Самая страшная книга 2025 - Юлия Саймоназари
Силы утекали. Может, если это быстрее все закончится, подумал Славка, то он быстрее и проснется, а рядом окажутся мама, папа и бабушка. А на Новый год они пойдут гулять в город: там каток, большая красивая елка и много ларечков со всякими вкусностями. Да, вот так все и будет, надо только…
Мальчик открыл глаза. И тут же пожалел, что решил сдаться.
Дед Помрех занимал половину актового зала – растекся по полу вонючей грудой, почти заслоняя собой тетку с пианино и часть елки. Его шубу и шапку словно склеили из тысяч рваных лоскутов шкур, тряпок, обрывков бумаги, косточек и клочков меха. По лохматой грязно-серой бороде текли желтые слюни вперемешку с белесой жижей, похожей на стухшую простоквашу. Лицо походило на огромный сваренный кусок мяса со складками бурой кожи. Помрех тяжело дышал – с хрипами и свистом.

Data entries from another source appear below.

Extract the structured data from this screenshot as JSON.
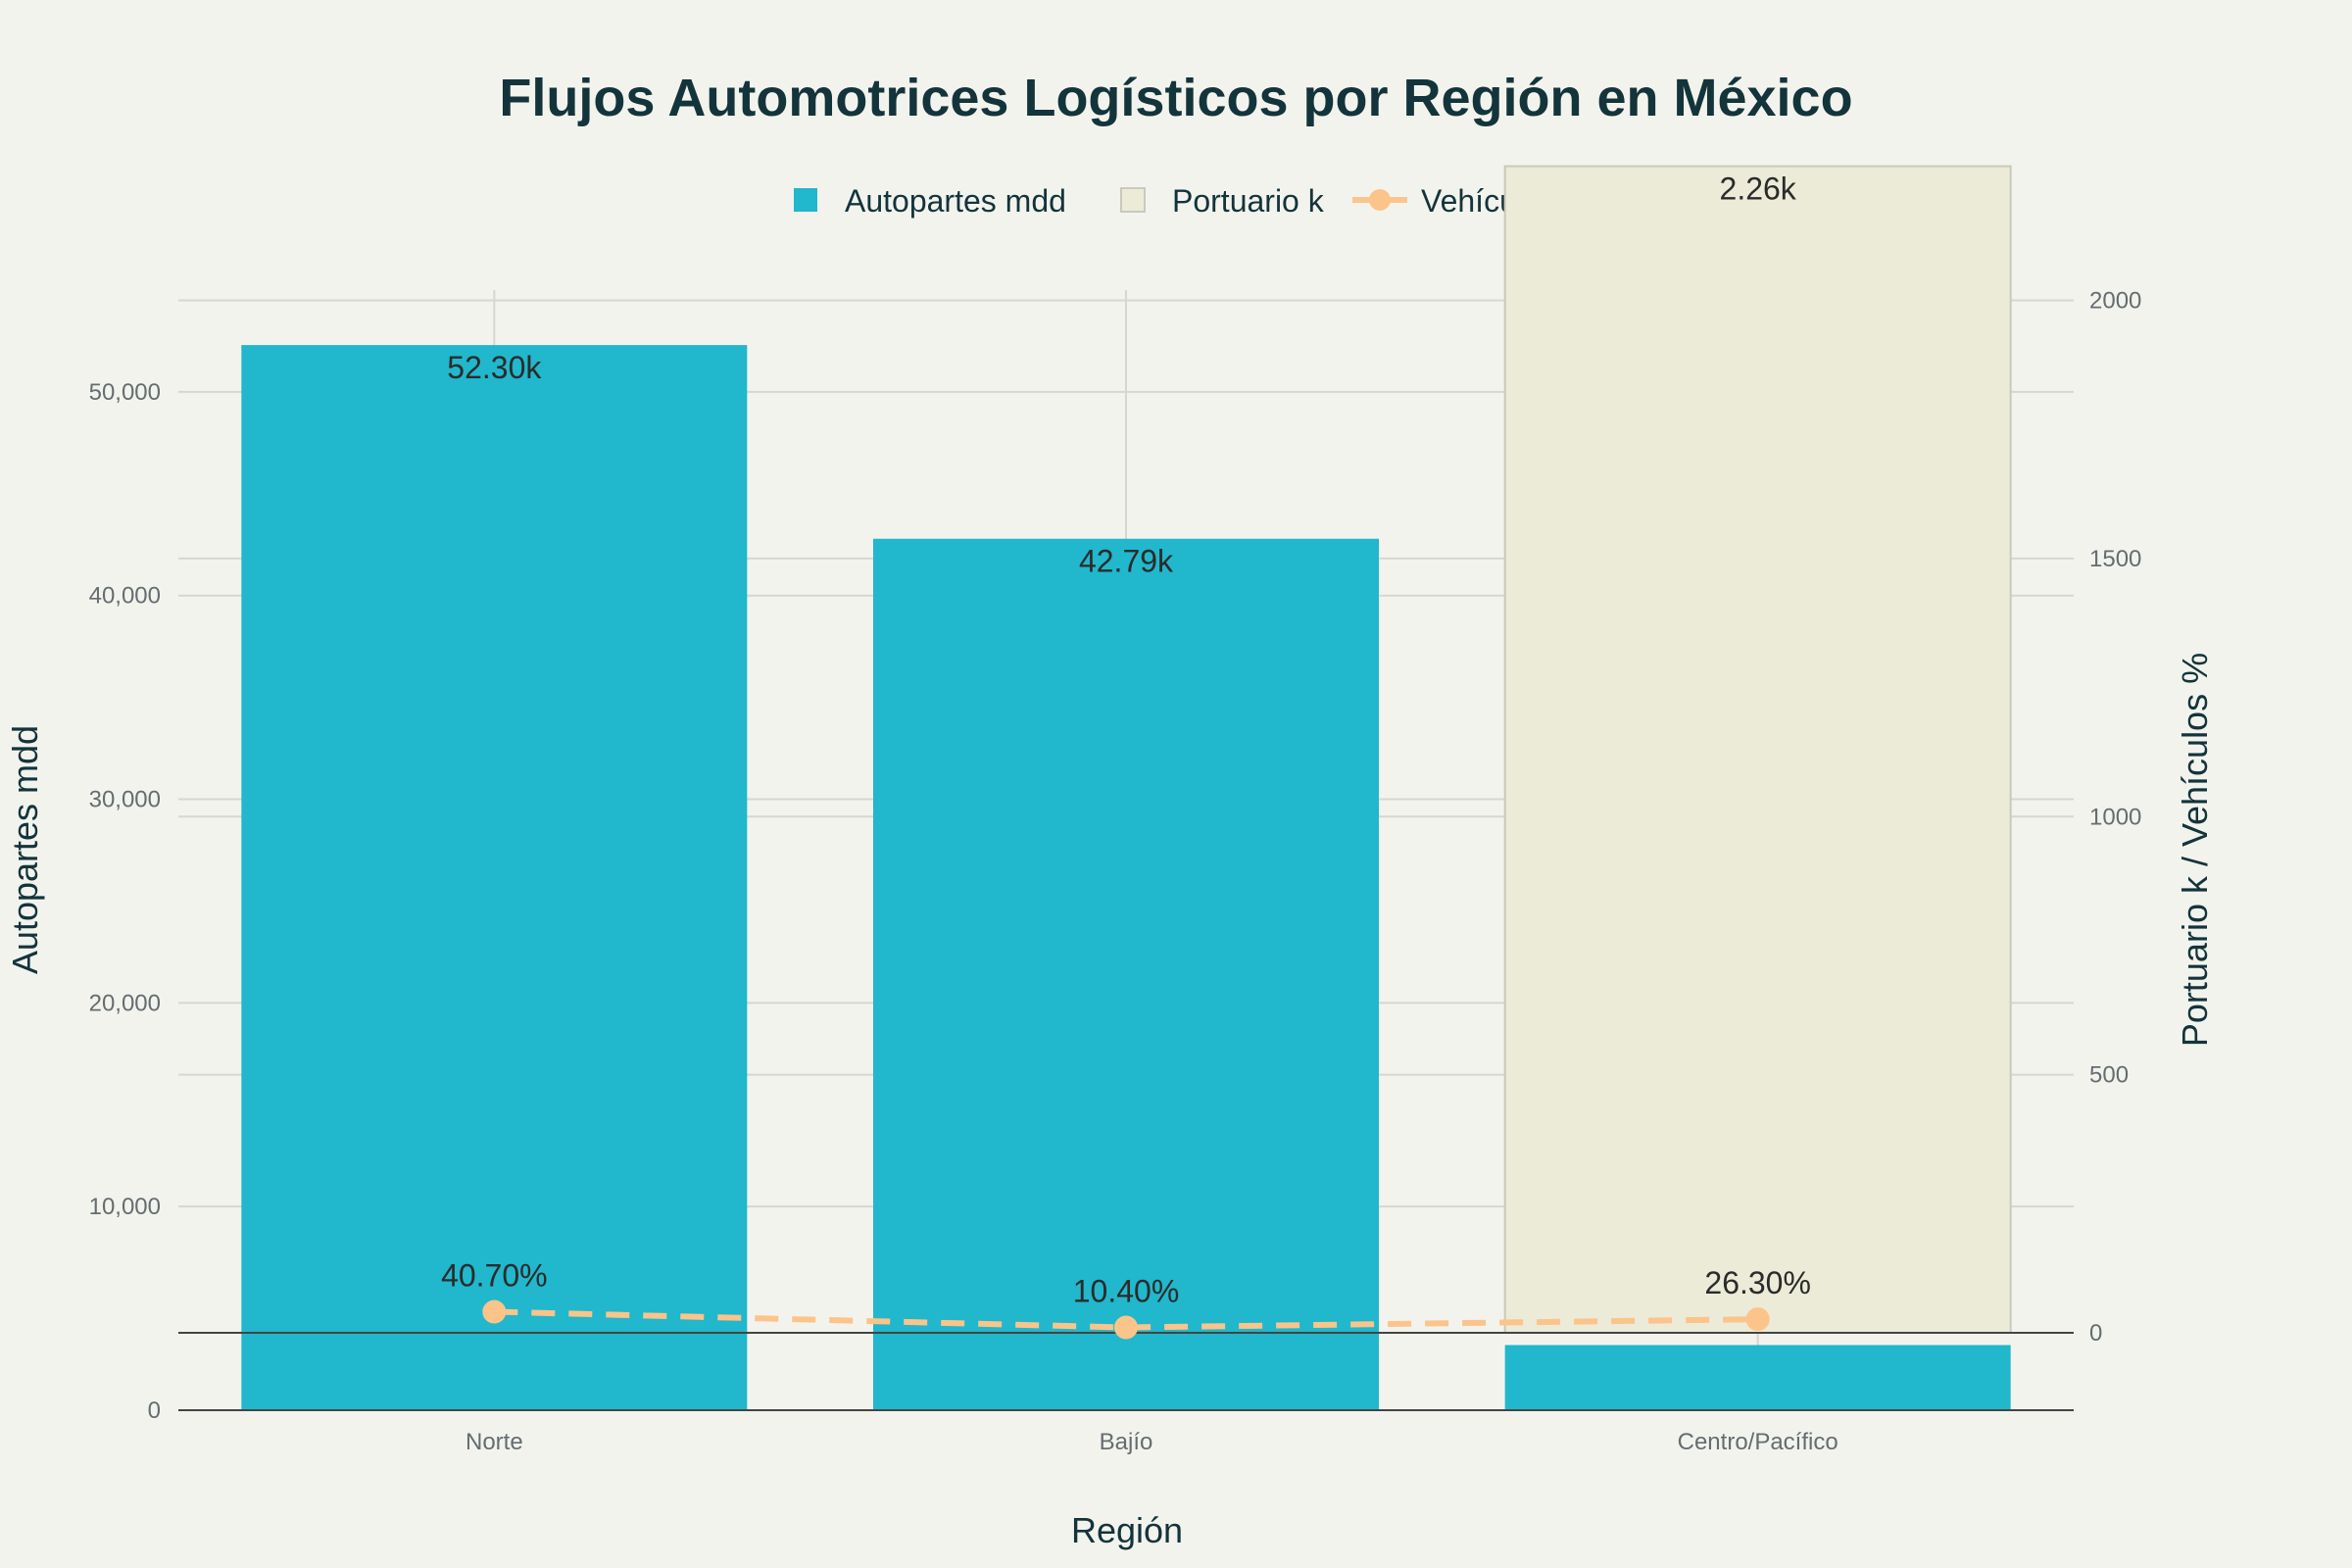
{
  "chart_data": {
    "type": "bar",
    "title": "Flujos Automotrices Logísticos por Región en México",
    "xlabel": "Región",
    "ylabel": "Autopartes mdd",
    "y2label": "Portuario k / Vehículos %",
    "categories": [
      "Norte",
      "Bajío",
      "Centro/Pacífico"
    ],
    "ylim": [
      0,
      55000
    ],
    "y2lim": [
      -150,
      2020
    ],
    "yticks": [
      0,
      10000,
      20000,
      30000,
      40000,
      50000
    ],
    "yticklabels": [
      "0",
      "10,000",
      "20,000",
      "30,000",
      "40,000",
      "50,000"
    ],
    "y2ticks": [
      0,
      500,
      1000,
      1500,
      2000
    ],
    "y2ticklabels": [
      "0",
      "500",
      "1000",
      "1500",
      "2000"
    ],
    "legend_position": "top-center",
    "grid": true,
    "series": [
      {
        "name": "Autopartes mdd",
        "type": "bar",
        "axis": "y",
        "color": "#21b7cc",
        "values": [
          52300,
          42790,
          3200
        ],
        "labels": [
          "52.30k",
          "42.79k",
          ""
        ]
      },
      {
        "name": "Portuario k",
        "type": "bar",
        "axis": "y2",
        "color": "#ebebd8",
        "values": [
          null,
          null,
          2260
        ],
        "labels": [
          "",
          "",
          "2.26k"
        ]
      },
      {
        "name": "Vehículos %",
        "type": "line",
        "axis": "y2",
        "color": "#fbc48b",
        "values": [
          40.7,
          10.4,
          26.3
        ],
        "labels": [
          "40.70%",
          "10.40%",
          "26.30%"
        ]
      }
    ]
  }
}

Его рука поднялась – из-под шубы показался мясистый палец с куском серой плесени вместо ногтя. Одна из складок на лице дернулась, оттуда захрипело.
– Те помре, та тож помре, – говорил дед, задыхаясь на каждом слове, и вел пальцем по рядам детей на скамейках. – Эта ж помре.
Палец остановился на Славке – слезы ручьем брызнули из глаз мальчика, точно плотину прорвало.
– А эт ще не помре, – процедил Помрех, закашлялся и выдал сгусток желтой слизи с белыми прожилками себе на бороду.
Дед согнул и разогнул палец – щелкнула кость. Потом повторил жест.
– Иди, – сказал дяденька за спиной. – Он тебя зовет. Пора тебе. Ну, давай, не бойся.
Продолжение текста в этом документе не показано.